Mr. Reinink overheard the fights between Mr. Truswell and Mr. Daunt through the years, and got dragged into a few of his own. Death threats from Mr. Truswell were commonplace, he said. One time, the bearded man stomped onto his claim, accused Mr. Reinink of trying to flood his property and threatened to strangle him.

The source of tension was always gold. Where was it? Who knew about it? Mr. Truswell believed everyone was out to steal his gold.

"Bob was looking for a fight all his life," Mr.
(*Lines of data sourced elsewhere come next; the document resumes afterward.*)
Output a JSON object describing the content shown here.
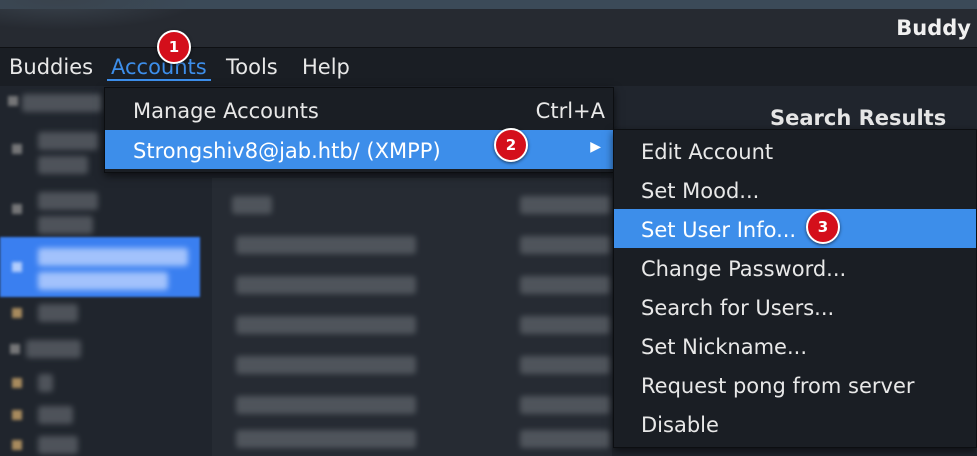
{
  "window": {
    "title": "Buddy"
  },
  "menubar": {
    "items": [
      "Buddies",
      "Accounts",
      "Tools",
      "Help"
    ]
  },
  "accounts_menu": {
    "manage_label": "Manage Accounts",
    "manage_shortcut": "Ctrl+A",
    "account_label": "Strongshiv8@jab.htb/ (XMPP)"
  },
  "account_submenu": {
    "items": [
      "Edit Account",
      "Set Mood...",
      "Set User Info...",
      "Change Password...",
      "Search for Users...",
      "Set Nickname...",
      "Request pong from server",
      "Disable"
    ]
  },
  "results": {
    "title": "Search Results"
  },
  "badges": [
    "1",
    "2",
    "3"
  ],
  "colors": {
    "accent": "#3d8eea",
    "badge": "#d40f1b"
  }
}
Reinink said, stroking his grey beard and sipping a draft beer at Dawson's Downtown Hotel. "A person like that doesn't live long."

As for Kieran Daunt, he might have done better to follow in the footsteps of one of his siblings: He told the court that his brother Michael, an accountant, made hundreds of thousands of dollars as a contestant on the game show Jeopardy. A Daunt had finally hit pay dirt.

Jane Armstrong is a reporter in The Globe and Mail's British Columbia bureau.